Defendant concedes plaintiff's contention that she is only entitled to a partial claim of privilege pursuant to Civil Code sections 47 and 43.8. Civil Code section 47 provides, in pertinent part: "A privileged publication or broadcast is one made: . . . [¶] (b) In any (1) legislative or (2) judicial proceeding, or (3) in any other official proceeding authorized by law, or (4) in the initiation or course of any other proceeding authorized by law. . . ." Section 43.8 provides for an immunity from liability for damages of any person who communicates information in his possession to any health care professional licensing board concerning the fitness or character of a health care professional.

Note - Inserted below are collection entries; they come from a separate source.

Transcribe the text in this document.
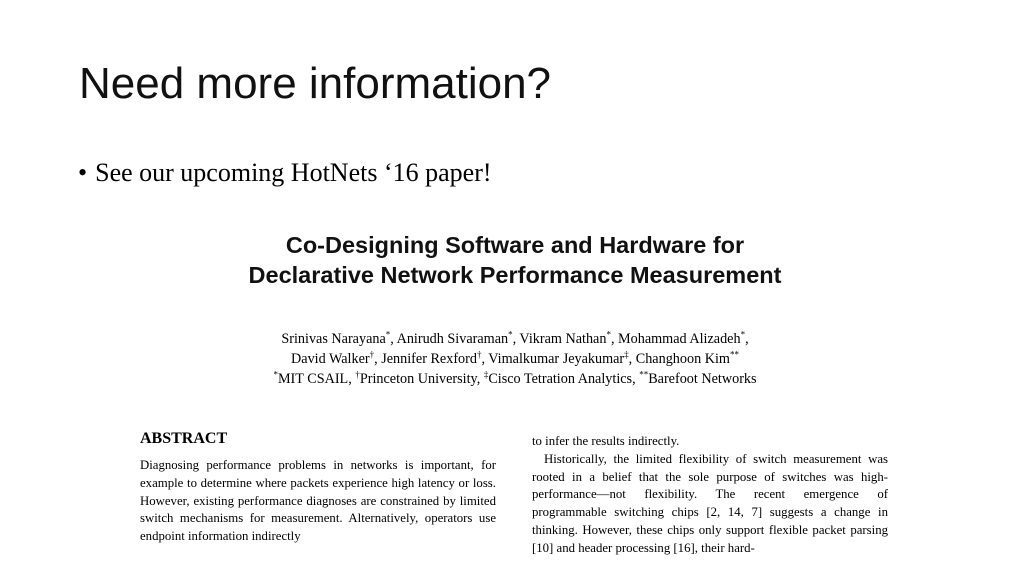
Need more information?
• See our upcoming HotNets ‘16 paper!
Co-Designing Software and Hardware for
Declarative Network Performance Measurement
Srinivas Narayana*, Anirudh Sivaraman*, Vikram Nathan*, Mohammad Alizadeh*,
David Walker†, Jennifer Rexford†, Vimalkumar Jeyakumar‡, Changhoon Kim**
*MIT CSAIL, †Princeton University, ‡Cisco Tetration Analytics, **Barefoot Networks
ABSTRACT

Diagnosing performance problems in networks is important, for example to determine where packets experience high latency or loss. However, existing performance diagnoses are constrained by limited switch mechanisms for measurement. Alternatively, operators use endpoint information indirectly

to infer the results indirectly.

Historically, the limited flexibility of switch measurement was rooted in a belief that the sole purpose of switches was high-performance—not flexibility. The recent emergence of programmable switching chips [2, 14, 7] suggests a change in thinking. However, these chips only support flexible packet parsing [10] and header processing [16], their hard-
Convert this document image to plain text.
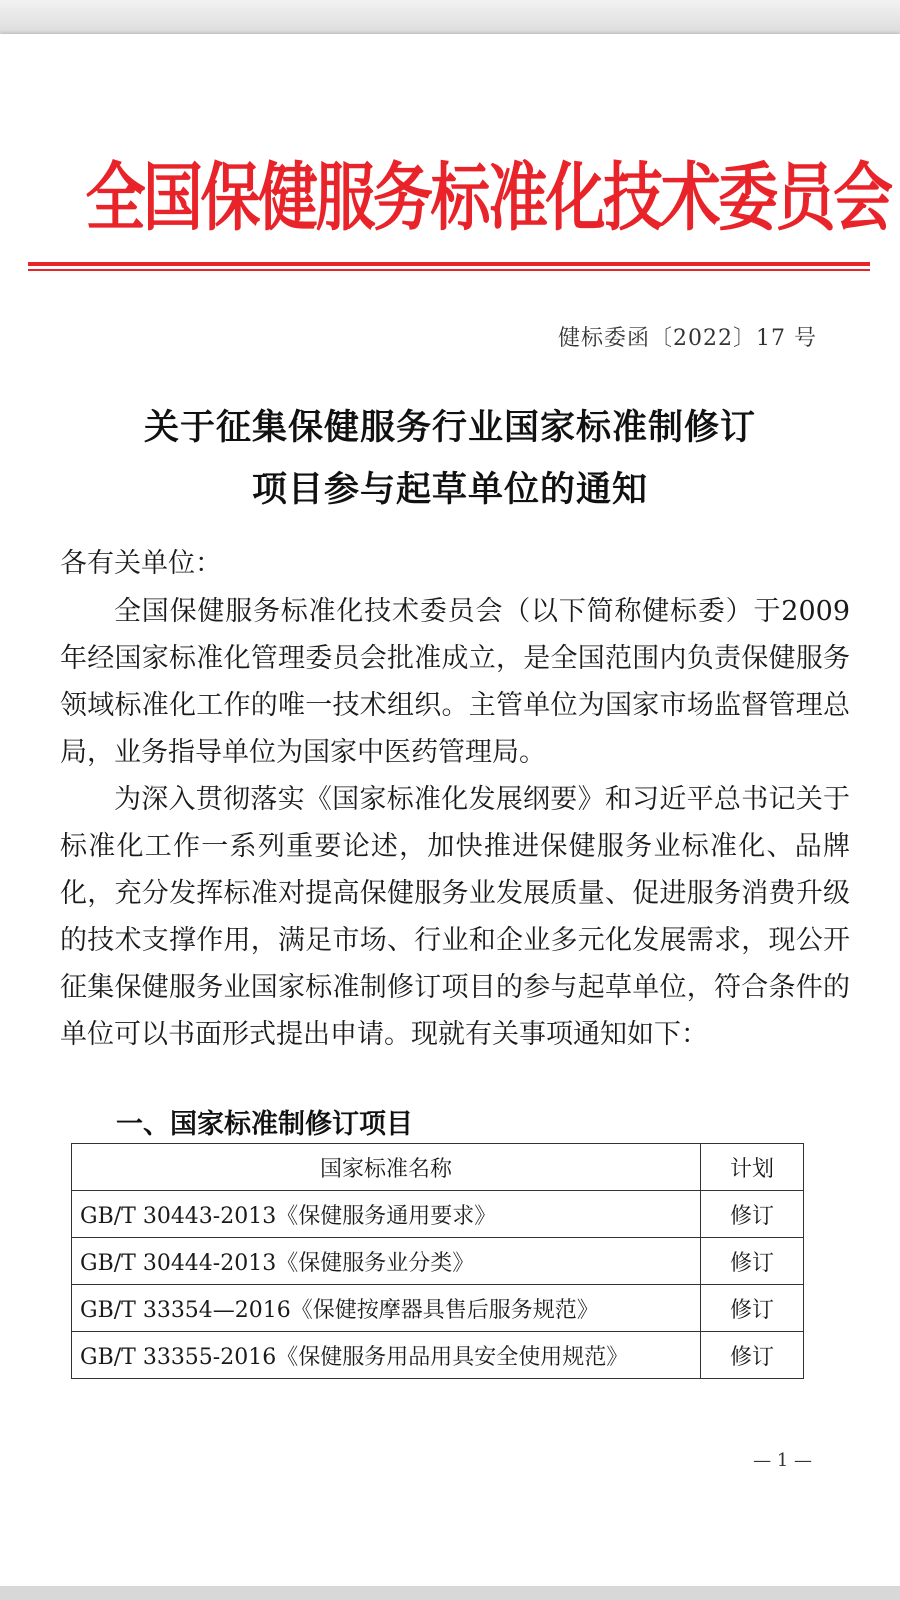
全国保健服务标准化技术委员会
健标委函〔2022〕17 号
关于征集保健服务行业国家标准制修订
项目参与起草单位的通知
各有关单位：
全国保健服务标准化技术委员会（以下简称健标委）于2009 年经国家标准化管理委员会批准成立，是全国范围内负责保健服务领域标准化工作的唯一技术组织。主管单位为国家市场监督管理总局，业务指导单位为国家中医药管理局。
为深入贯彻落实《国家标准化发展纲要》和习近平总书记关于标准化工作一系列重要论述，加快推进保健服务业标准化、品牌化，充分发挥标准对提高保健服务业发展质量、促进服务消费升级的技术支撑作用，满足市场、行业和企业多元化发展需求，现公开征集保健服务业国家标准制修订项目的参与起草单位，符合条件的单位可以书面形式提出申请。现就有关事项通知如下：
一、国家标准制修订项目
国家标准名称	计划
GB/T 30443-2013《保健服务通用要求》	修订
GB/T 30444-2013《保健服务业分类》	修订
GB/T 33354—2016《保健按摩器具售后服务规范》	修订
GB/T 33355-2016《保健服务用品用具安全使用规范》	修订
— 1 —
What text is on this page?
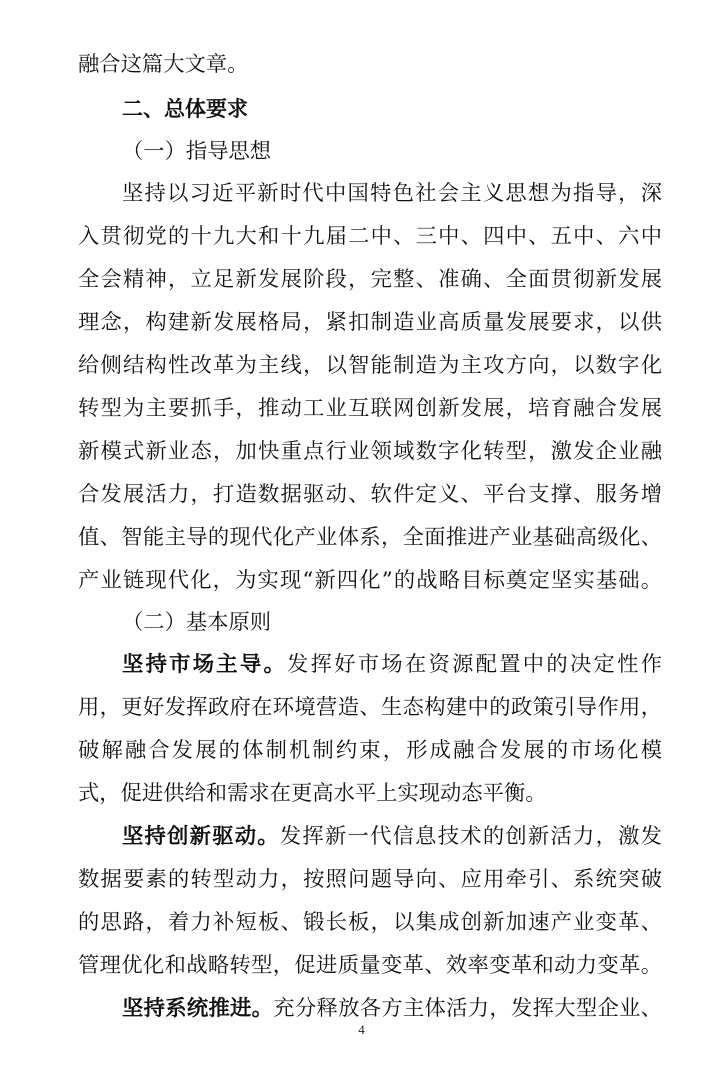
融合这篇大文章。
二、总体要求
（一）指导思想
坚持以习近平新时代中国特色社会主义思想为指导，深
入贯彻党的十九大和十九届二中、三中、四中、五中、六中
全会精神，立足新发展阶段，完整、准确、全面贯彻新发展
理念，构建新发展格局，紧扣制造业高质量发展要求，以供
给侧结构性改革为主线，以智能制造为主攻方向，以数字化
转型为主要抓手，推动工业互联网创新发展，培育融合发展
新模式新业态，加快重点行业领域数字化转型，激发企业融
合发展活力，打造数据驱动、软件定义、平台支撑、服务增
值、智能主导的现代化产业体系，全面推进产业基础高级化、
产业链现代化，为实现“新四化”的战略目标奠定坚实基础。
（二）基本原则
坚持市场主导。发挥好市场在资源配置中的决定性作
用，更好发挥政府在环境营造、生态构建中的政策引导作用，
破解融合发展的体制机制约束，形成融合发展的市场化模
式，促进供给和需求在更高水平上实现动态平衡。
坚持创新驱动。发挥新一代信息技术的创新活力，激发
数据要素的转型动力，按照问题导向、应用牵引、系统突破
的思路，着力补短板、锻长板，以集成创新加速产业变革、
管理优化和战略转型，促进质量变革、效率变革和动力变革。
坚持系统推进。充分释放各方主体活力，发挥大型企业、
4
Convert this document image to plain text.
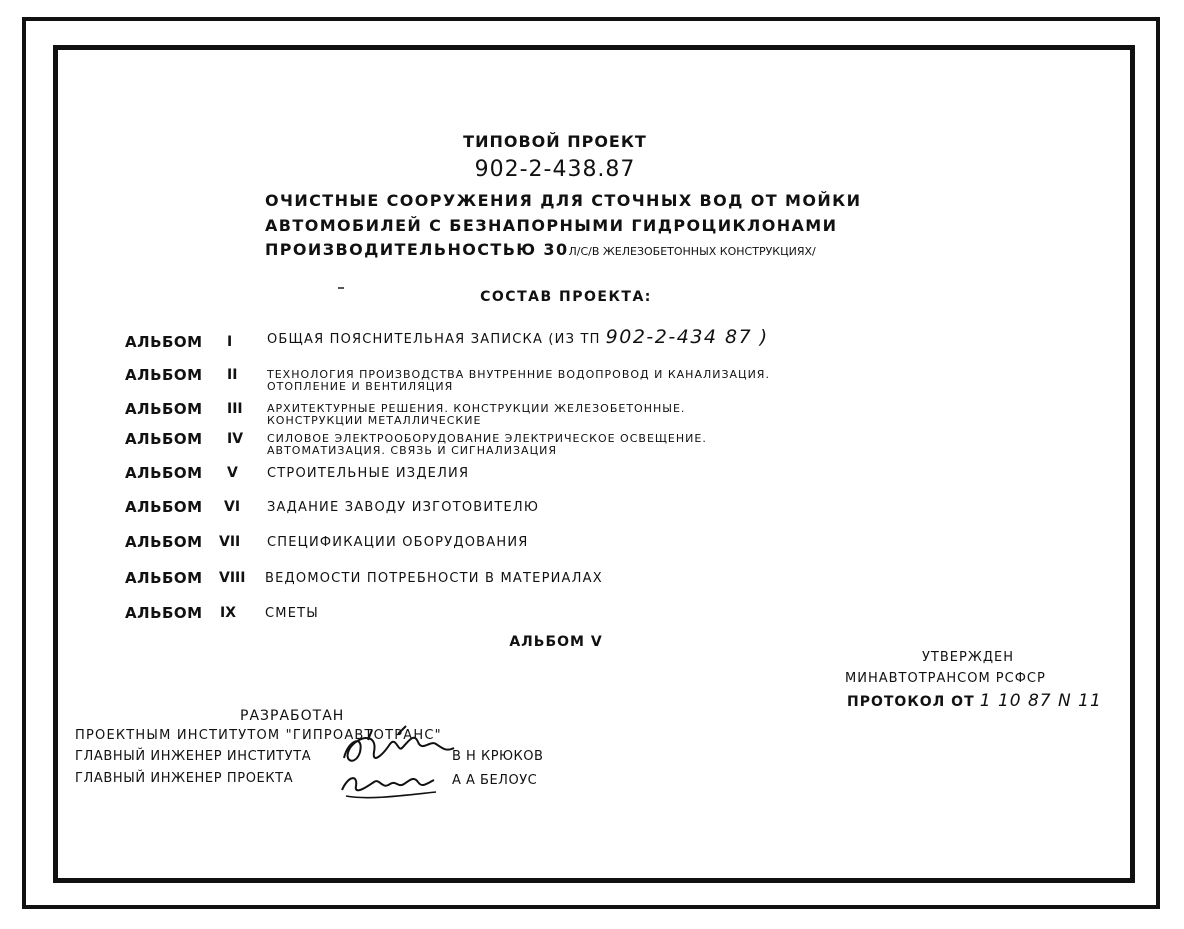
ТИПОВОЙ ПРОЕКТ
902-2-438.87
ОЧИСТНЫЕ СООРУЖЕНИЯ ДЛЯ СТОЧНЫХ ВОД ОТ МОЙКИ
АВТОМОБИЛЕЙ С БЕЗНАПОРНЫМИ ГИДРОЦИКЛОНАМИ
ПРОИЗВОДИТЕЛЬНОСТЬЮ 30Л/С/В ЖЕЛЕЗОБЕТОННЫХ КОНСТРУКЦИЯХ/
СОСТАВ ПРОЕКТА:
АЛЬБОМ I	ОБЩАЯ ПОЯСНИТЕЛЬНАЯ ЗАПИСКА (ИЗ ТП 902-2-434 87 )
АЛЬБОМ II	ТЕХНОЛОГИЯ ПРОИЗВОДСТВА ВНУТРЕННИЕ ВОДОПРОВОД И КАНАЛИЗАЦИЯ.
ОТОПЛЕНИЕ И ВЕНТИЛЯЦИЯ
АЛЬБОМ III АРХИТЕКТУРНЫЕ РЕШЕНИЯ. КОНСТРУКЦИИ ЖЕЛЕЗОБЕТОННЫЕ.
КОНСТРУКЦИИ МЕТАЛЛИЧЕСКИЕ
АЛЬБОМ IV СИЛОВОЕ ЭЛЕКТРООБОРУДОВАНИЕ ЭЛЕКТРИЧЕСКОЕ ОСВЕЩЕНИЕ.
АВТОМАТИЗАЦИЯ. СВЯЗЬ И СИГНАЛИЗАЦИЯ
АЛЬБОМ V СТРОИТЕЛЬНЫЕ ИЗДЕЛИЯ
АЛЬБОМ VI ЗАДАНИЕ ЗАВОДУ ИЗГОТОВИТЕЛЮ
АЛЬБОМ VII СПЕЦИФИКАЦИИ ОБОРУДОВАНИЯ
АЛЬБОМ VIII ВЕДОМОСТИ ПОТРЕБНОСТИ В МАТЕРИАЛАХ
АЛЬБОМ IX СМЕТЫ
АЛЬБОМ V
УТВЕРЖДЕН
МИНАВТОТРАНСОМ РСФСР
ПРОТОКОЛ ОТ 1 10 87 N 11
РАЗРАБОТАН
ПРОЕКТНЫМ ИНСТИТУТОМ "ГИПРОАВТОТРАНС"
ГЛАВНЫЙ ИНЖЕНЕР ИНСТИТУТА	В Н КРЮКОВ
ГЛАВНЫЙ ИНЖЕНЕР ПРОЕКТА	А А БЕЛОУС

"The principal purpose of section [47(b)] is to afford litigants and witnesses [citation] the utmost freedom of access to the courts without fear of being harassed subsequently by derivative tort actions. [Citations.] [¶]. . . . A further purpose of the privilege `is to assure utmost freedom of communication between citizens and public authorities whose responsibility is to investigate and remedy wrongdoing.' [Citations.] Such open communication is `a fundamental adjunct to the right of access to judicial and quasi-judicial proceedings.' [Citation.] Since the `external threat of liability is destructive of this fundamental right and inconsistent with the effective administration of justice' [citation], courts have applied the privilege to eliminate the threat of liability for communications made during all kinds of truth-seeking proceedings: judicial, quasi-judicial, legislative and other official proceedings." ( Silberg v. Anderson (1990) 50 Cal.3d 205, 213 [ 266 Cal.Rptr. 638, 786 P.2d 365]; see also, Rubin v. Green (1993) 4 Cal.4th 1187, 1193 [ 17 Cal.Rptr.2d 828, 847 P.2d 1044]-1196.)
(6) Thus, we find that defendant's statements in the administrative proceedings were privileged under Civil Code sections 47 and 43.8. To find otherwise would deter patients from expressing legitimate complaints regarding doctor's services for fear that the doctors would initiate defamation actions against them.
However, plaintiff alleges that defendant made statements outside the proceedings which are not privileged. He points out that our Supreme Court has stated: "[Section 43.8 does not extend] protection to private persons communicating to patients with respect to the quality of the medical or dental care they have received." ( Slaughter v. Friedman (1982) 32 Cal.3d 149, 157 [ 185 Cal.Rptr. 244, 649 P.2d 886].) Accordingly, it would seem that plaintiff should have been allowed leave to amend his complaint as to the slander per se claim.
However, "[a]n essential element of defamation is that the publication in question must contain a false statement of fact." ( Carr v. Warden (1984) 159 Cal.App.3d 1166, 1169 [ 206 Cal.Rptr. 162].) Thus, truth is a complete defense to civil liability for slander per se. (5 Witkin, Summary of Cal. Law (9th ed. 1988) Torts, § 494, p. 583.) As noted in the summary of facts, the Board of Dental Examiners determined that plaintiff had been grossly negligent and in violation of several sections of the Business and Professions Code. Because the facts fail to support any claim of slander per se, the trial court correctly sustained the demurrer to this cause of action.
The judgment is affirmed.
Dabney Acting P.J., and McKinster J., concurred.